Merton's spirituality was intensely mystical, drawing not just on Christian traditions but on Eastern religions as well, though he was an orthodox Christian.
His mother died when he was six years old and he grew up with his father in the US, France and England.
Before attending university at Cambridge he went on a tour of Europe, including Rome, where his attraction to Catholicism first began to grow. He was received into the Church in 1938 and was received into the Cistercian Order as a novice at the Abbey of Gethsemani in Kentucky in 1942.
He taught and wrote widely, preaching peace, racial tolerance, and social equality. He was sympathetic to the new reform movements in Latin America associated with Liberation Theology, writing to one theologian: "The world is full of great criminals with enormous power, and they are in a death struggle with each other. It is a huge gang battle, using well-meaning lawyers and policemen and clergymen as their front, controlling papers, means of communication, and enrolling everybody in their armies."
However, it is for his deep insight into the human nature and the ways of God that he will be remembered.
In his address to Congress Pope Francis said: "Merton was above all a man of prayer, a thinker who challenged the certitudes of his time and opened new horizons for souls and for the Church. He was also a man of dialogue, a promoter of peace between peoples and religions."
Merton died tragically early, electrocuted in Bangkok by an electric fan as he stepped out of a bath. Here are ten of his finest quotes:
1. The beginning of love is the will to let those we love be perfectly themselves, the resolution not to twist them to fit our own image.
2. Our job is to love others without stopping to inquire whether or not they are worthy. That is not our business and, in fact, it is nobody's business. What we are asked to do is to love, and this love itself will render both ourselves and our neighbours worthy.
3. Do not depend on the hope of results. You may have to face the fact that your work will be apparently worthless and even achieve no result at all, if not perhaps results opposite to what you expect. As you get used to this idea, you start more and more to concentrate not on the results, but on the value, the rightness, the truth of the work itself.
4. Instead of hating the people you think are war-makers, hate the appetites and disorder in your own soul, which are the causes of war.

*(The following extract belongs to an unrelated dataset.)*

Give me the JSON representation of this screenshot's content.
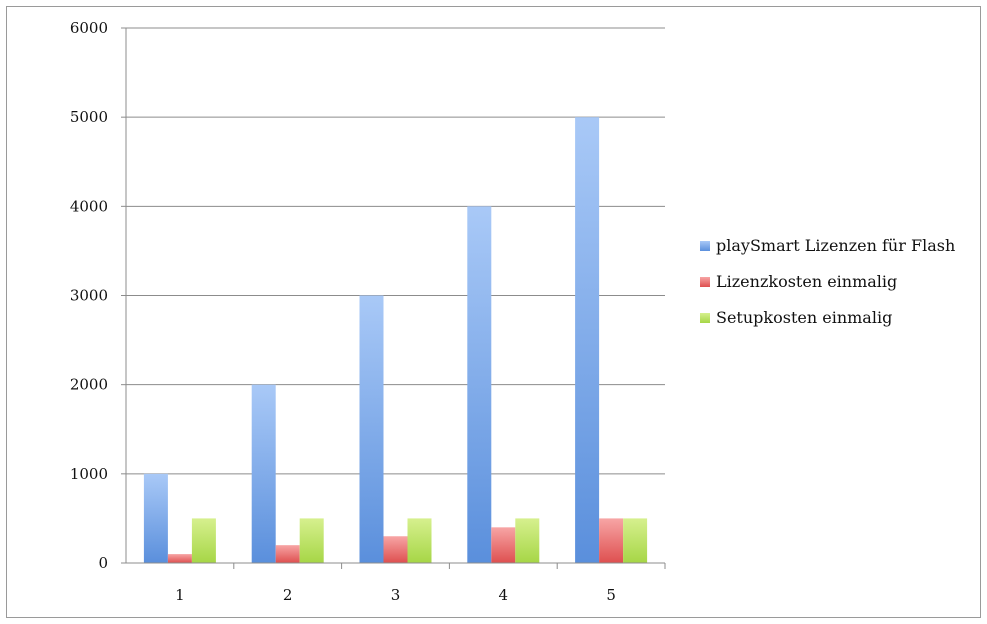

If you love peace, then hate injustice, hate tyranny, hate greed - but hate these things in yourself, not in another.
5. A man knows when he has found his vocation when he stops thinking about how to live and begins to live.
6. Life is this simple: we are living in a world that is absolutely transparent and the divine is shining through it all the time. This is not just a nice story or a fable, it is true.
7. Reason is in fact the path to faith, and faith takes over when reason can say no more.
8. Souls are like athletes, that need opponents worthy of them, if they are to be tried and extended and pushed to the full use of their powers, and rewarded according to their capacity.
9. The greatest need of our time is to clean out the enormous mass of mental and emotional rubbish that clutters our minds.
10. Many poets are not poets for the same reason that many religious men are not saints: they never succeed in being themselves. They never get around to being the particular poet or the particular monk they are intended to be by God. They never become the man or the artist who is called for by all the circumstances of their individual lives. They waste their years in vain efforts to be some other poet, some other saint...They wear out their minds and bodies in a hopeless endeavor to have somebody else's experiences or write somebody else's poems.